Des groupes de défense de l’environnement et de la médecine poursuivent l’Environmental Protection Agency (EPA) pour sa récente décision de retirer une détermination scientifique de 2009 selon laquelle le changement climatique présente un danger pour la santé humaine. La poursuite, déposée le 18 février par l’American Public Health Association (APHA), l’American Lung Association, l’Union of Concerned Scientists et d’autres, fait valoir que le revirement de l’agence ignore la science établie et met en danger la sécurité publique.
L’importance du « constat de danger »
La « constatation de danger » de 2009 a joué un rôle crucial dans l’établissement du pouvoir de l’EPA de réglementer les émissions de gaz à effet de serre en vertu du Clean Air Act. Cette décision, soutenue par l’affaire de la Cour suprême de 2007 Massachusetts c. EPA, a reconnu le dioxyde de carbone et d’autres gaz à effet de serre comme polluants soumis à réglementation. Cette découverte a directement permis l’établissement de normes d’émission pour les véhicules, qui représentaient en 2022 28 % des émissions totales des États-Unis. En annulant cette conclusion, l’EPA supprime une base juridique clé pour les futures réglementations climatiques.
Les principaux arguments du procès
Les plaignants affirment que l’EPA a clairement le devoir de protéger la santé publique et que les preuves scientifiques démontrant les dommages causés par le changement climatique sont concluantes. Comme l’a déclaré Georges Benjamin, PDG de l’APHA : « La science est claire : le changement climatique et la pollution de l’air menacent la santé de chacun. » Le procès affirme que la décision de l’EPA ne tient pas compte de cette réalité, affaiblissant ou éliminant potentiellement les futures règles sur les émissions de carbone des voitures, des camions et d’autres sources.
Le potentiel d’escalade
Cette contestation judiciaire pourrait relancer une bataille aux enjeux élevés sur la réglementation climatique, qui pourrait à nouveau être portée devant la Cour suprême. Si les plaignants obtiennent gain de cause, l’EPA pourrait être contrainte de rétablir la conclusion de mise en danger, préservant ainsi sa capacité à réguler les gaz à effet de serre. Si l’affaire parvient devant la plus haute juridiction, cela mettrait à l’épreuve la volonté du pouvoir judiciaire de faire respecter les protections climatiques contre un recul politique.

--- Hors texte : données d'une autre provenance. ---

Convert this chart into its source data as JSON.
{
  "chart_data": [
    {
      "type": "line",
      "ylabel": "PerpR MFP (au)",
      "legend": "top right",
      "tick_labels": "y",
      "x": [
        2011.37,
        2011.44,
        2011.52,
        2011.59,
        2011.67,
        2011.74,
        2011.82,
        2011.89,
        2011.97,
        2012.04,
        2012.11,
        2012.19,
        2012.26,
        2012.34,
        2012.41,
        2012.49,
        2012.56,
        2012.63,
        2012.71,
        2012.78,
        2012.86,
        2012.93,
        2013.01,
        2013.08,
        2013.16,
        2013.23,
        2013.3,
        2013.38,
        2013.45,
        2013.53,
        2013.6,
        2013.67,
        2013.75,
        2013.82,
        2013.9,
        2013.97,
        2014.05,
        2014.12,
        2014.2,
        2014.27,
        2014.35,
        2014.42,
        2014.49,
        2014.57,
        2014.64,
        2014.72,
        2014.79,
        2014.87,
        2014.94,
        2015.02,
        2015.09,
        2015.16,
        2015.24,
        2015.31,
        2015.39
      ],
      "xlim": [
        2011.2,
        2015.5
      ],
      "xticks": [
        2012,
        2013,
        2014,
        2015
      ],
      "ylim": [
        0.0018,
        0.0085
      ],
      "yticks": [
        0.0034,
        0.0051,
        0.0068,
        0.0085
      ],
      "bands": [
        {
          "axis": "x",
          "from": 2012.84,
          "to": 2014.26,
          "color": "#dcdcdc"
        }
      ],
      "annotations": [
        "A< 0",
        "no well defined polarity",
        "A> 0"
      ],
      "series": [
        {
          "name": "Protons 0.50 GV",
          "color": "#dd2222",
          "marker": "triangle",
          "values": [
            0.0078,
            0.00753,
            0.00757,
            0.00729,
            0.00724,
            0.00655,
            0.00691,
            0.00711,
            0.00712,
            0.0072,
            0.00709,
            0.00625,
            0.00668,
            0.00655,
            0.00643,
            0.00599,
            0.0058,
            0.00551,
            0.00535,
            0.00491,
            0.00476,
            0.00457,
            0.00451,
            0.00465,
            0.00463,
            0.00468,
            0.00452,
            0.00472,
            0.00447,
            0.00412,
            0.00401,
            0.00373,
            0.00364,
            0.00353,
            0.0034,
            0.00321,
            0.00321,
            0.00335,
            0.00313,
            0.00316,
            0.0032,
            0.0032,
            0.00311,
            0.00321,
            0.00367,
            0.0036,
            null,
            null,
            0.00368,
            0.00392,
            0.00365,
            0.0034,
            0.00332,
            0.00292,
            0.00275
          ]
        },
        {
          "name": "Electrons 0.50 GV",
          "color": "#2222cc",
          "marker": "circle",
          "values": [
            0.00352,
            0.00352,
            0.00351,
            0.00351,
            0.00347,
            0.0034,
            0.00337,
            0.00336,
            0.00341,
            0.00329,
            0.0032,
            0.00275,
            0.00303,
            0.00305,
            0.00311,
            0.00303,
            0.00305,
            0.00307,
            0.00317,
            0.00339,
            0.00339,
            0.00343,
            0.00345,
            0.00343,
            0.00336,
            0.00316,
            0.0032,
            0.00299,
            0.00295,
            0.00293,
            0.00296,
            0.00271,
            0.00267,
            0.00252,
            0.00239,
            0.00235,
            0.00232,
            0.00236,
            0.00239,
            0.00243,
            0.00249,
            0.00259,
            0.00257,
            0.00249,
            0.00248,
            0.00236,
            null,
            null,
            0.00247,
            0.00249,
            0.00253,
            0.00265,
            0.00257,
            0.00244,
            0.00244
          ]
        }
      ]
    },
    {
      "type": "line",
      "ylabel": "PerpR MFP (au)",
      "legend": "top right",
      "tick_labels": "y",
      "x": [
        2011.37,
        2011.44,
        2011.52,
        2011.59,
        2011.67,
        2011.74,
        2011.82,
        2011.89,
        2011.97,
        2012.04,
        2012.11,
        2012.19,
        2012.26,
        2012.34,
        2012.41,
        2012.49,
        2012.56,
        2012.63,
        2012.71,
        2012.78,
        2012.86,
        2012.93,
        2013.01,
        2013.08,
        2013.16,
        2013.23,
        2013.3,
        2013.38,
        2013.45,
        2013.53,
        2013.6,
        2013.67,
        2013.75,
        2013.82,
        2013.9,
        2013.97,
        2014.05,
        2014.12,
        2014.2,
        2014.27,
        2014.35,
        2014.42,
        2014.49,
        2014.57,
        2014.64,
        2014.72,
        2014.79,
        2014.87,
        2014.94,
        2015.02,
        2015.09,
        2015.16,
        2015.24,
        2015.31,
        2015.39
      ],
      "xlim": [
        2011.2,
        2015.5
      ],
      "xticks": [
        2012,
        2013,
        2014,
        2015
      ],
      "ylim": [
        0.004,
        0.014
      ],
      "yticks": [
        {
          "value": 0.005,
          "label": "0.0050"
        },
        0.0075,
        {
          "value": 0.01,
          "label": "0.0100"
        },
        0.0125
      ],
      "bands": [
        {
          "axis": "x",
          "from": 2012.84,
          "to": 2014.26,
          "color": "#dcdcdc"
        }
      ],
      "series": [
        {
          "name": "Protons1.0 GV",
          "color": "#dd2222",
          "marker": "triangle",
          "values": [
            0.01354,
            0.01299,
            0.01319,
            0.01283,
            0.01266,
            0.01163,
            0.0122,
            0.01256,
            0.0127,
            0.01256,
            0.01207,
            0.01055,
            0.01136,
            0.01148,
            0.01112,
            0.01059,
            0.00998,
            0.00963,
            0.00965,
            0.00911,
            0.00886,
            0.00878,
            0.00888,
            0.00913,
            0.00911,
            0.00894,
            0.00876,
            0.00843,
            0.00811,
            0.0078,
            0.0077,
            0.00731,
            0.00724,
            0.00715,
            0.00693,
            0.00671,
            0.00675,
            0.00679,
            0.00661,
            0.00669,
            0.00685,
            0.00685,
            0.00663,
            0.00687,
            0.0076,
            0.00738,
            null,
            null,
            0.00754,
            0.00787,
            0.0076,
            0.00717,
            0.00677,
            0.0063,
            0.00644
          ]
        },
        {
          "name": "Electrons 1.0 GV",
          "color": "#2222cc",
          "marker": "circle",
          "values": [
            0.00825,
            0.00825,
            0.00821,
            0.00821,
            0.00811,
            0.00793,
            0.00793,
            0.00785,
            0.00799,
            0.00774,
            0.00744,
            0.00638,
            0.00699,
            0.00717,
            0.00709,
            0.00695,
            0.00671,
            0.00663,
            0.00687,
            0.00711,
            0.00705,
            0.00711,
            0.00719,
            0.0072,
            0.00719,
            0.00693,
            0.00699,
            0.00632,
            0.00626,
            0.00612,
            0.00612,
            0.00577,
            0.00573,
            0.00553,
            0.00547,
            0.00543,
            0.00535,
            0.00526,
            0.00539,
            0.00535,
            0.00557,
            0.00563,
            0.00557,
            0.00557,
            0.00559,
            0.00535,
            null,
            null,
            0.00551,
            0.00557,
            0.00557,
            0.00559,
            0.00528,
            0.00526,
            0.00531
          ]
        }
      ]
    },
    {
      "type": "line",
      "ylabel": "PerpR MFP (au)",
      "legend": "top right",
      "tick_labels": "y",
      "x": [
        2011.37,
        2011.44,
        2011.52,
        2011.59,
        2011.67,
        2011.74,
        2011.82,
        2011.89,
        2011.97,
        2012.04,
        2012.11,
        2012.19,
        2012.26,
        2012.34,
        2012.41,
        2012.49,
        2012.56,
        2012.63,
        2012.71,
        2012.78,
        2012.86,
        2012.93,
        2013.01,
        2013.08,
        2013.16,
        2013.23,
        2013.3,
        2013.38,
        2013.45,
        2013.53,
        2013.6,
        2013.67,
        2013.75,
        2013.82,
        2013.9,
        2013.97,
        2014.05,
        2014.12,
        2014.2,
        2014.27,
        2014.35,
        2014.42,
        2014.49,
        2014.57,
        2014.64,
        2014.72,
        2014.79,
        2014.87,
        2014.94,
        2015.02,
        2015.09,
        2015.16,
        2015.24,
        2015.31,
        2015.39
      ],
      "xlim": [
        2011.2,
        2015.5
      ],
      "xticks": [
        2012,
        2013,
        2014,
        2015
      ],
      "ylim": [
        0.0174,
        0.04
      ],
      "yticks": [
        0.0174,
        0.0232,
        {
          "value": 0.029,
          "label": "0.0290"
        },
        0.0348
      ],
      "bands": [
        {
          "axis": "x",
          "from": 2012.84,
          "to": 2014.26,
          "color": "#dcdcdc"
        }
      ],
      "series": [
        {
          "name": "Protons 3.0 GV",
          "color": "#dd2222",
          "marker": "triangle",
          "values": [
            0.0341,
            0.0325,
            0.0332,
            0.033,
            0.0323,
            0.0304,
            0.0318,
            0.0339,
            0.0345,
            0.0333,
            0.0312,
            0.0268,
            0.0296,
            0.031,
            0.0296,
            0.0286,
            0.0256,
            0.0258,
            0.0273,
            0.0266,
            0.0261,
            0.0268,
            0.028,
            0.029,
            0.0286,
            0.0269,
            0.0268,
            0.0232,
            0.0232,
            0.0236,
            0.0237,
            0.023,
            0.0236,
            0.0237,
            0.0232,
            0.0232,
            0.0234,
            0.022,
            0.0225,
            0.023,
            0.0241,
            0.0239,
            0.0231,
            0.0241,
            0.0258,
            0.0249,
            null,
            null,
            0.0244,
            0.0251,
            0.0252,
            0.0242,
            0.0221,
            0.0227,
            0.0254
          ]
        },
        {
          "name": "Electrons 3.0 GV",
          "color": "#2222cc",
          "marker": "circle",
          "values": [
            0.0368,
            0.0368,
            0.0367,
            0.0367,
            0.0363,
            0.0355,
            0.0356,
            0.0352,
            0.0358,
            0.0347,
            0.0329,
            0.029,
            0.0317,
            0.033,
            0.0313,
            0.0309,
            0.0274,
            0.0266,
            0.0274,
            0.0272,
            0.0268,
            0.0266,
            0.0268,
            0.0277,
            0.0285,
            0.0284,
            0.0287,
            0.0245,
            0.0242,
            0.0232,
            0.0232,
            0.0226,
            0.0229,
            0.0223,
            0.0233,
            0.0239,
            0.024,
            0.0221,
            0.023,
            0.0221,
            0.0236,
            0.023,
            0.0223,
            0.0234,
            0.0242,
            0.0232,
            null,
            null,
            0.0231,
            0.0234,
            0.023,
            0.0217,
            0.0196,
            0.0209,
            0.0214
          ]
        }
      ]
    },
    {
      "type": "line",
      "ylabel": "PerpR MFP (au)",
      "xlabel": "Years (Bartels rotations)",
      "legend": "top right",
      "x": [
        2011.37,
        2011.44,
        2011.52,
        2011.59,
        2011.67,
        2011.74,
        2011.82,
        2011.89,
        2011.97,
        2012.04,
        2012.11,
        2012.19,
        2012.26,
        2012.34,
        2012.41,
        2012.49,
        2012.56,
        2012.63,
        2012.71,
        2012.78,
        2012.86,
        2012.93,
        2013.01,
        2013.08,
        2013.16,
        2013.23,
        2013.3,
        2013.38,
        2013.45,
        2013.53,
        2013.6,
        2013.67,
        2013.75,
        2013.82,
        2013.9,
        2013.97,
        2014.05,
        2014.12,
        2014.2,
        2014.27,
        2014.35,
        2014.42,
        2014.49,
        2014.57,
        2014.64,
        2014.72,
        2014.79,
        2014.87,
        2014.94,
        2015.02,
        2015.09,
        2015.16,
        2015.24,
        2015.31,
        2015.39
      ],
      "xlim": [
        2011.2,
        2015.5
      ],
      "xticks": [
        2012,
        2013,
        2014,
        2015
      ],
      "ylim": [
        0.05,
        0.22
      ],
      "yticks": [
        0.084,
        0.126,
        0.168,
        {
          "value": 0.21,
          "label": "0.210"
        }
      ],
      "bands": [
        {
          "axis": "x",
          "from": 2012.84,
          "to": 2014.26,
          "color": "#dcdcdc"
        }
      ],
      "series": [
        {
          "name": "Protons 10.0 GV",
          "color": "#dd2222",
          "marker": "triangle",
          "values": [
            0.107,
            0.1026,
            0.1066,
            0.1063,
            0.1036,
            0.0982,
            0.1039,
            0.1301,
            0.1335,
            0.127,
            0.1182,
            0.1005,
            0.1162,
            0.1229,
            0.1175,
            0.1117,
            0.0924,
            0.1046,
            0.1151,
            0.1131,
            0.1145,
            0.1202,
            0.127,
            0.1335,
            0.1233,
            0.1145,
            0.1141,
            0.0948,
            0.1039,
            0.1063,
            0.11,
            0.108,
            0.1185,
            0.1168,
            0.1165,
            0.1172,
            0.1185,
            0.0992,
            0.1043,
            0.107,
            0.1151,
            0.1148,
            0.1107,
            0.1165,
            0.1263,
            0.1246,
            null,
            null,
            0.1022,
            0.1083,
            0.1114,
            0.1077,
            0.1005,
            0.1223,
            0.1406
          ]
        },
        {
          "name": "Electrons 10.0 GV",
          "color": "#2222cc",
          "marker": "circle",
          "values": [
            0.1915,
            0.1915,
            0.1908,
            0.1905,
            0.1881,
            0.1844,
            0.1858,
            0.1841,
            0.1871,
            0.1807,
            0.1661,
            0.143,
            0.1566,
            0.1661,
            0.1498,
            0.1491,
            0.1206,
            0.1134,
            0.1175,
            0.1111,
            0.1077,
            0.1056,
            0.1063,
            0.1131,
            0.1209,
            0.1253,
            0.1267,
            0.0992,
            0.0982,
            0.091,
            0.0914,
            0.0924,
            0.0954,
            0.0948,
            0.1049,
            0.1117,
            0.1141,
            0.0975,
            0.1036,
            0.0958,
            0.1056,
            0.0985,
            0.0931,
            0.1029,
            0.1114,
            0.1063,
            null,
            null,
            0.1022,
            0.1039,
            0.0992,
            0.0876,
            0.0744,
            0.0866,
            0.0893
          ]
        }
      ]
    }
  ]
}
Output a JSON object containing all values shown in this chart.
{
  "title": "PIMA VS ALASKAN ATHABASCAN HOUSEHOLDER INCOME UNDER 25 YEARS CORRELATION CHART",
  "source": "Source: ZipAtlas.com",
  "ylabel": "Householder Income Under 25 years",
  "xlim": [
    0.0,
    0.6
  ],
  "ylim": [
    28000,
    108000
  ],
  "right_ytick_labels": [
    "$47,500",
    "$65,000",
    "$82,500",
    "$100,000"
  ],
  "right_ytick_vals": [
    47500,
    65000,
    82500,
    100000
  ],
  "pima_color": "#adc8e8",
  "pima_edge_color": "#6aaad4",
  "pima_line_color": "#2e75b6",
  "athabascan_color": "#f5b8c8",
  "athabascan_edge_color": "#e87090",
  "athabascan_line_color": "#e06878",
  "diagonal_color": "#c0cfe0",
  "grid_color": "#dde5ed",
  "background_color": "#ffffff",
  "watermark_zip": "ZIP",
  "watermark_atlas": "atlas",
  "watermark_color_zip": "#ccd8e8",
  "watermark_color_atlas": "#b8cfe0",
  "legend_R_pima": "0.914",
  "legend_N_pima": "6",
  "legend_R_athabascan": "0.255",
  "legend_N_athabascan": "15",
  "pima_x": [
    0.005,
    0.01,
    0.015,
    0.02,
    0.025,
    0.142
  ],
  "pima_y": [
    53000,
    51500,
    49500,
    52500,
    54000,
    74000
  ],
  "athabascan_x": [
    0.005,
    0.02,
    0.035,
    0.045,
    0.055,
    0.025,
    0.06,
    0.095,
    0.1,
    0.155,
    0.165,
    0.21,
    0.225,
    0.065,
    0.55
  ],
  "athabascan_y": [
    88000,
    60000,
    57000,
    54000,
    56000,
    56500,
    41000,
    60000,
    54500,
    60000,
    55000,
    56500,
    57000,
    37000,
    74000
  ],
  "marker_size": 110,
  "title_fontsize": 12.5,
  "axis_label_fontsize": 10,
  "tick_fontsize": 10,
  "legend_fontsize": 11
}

L’EPA a refusé de commenter le procès lorsqu’elle a été contactée par Scientific American, adhérant à sa politique de ne pas aborder les litiges actifs.
Essentiellement, ce procès représente une tentative critique de défendre une politique climatique fondée sur la science contre l’ingérence politique. L’issue déterminera si l’EPA conserve les outils juridiques nécessaires pour atténuer les impacts sanitaires du réchauffement climatique ou si ces protections seront démantelées.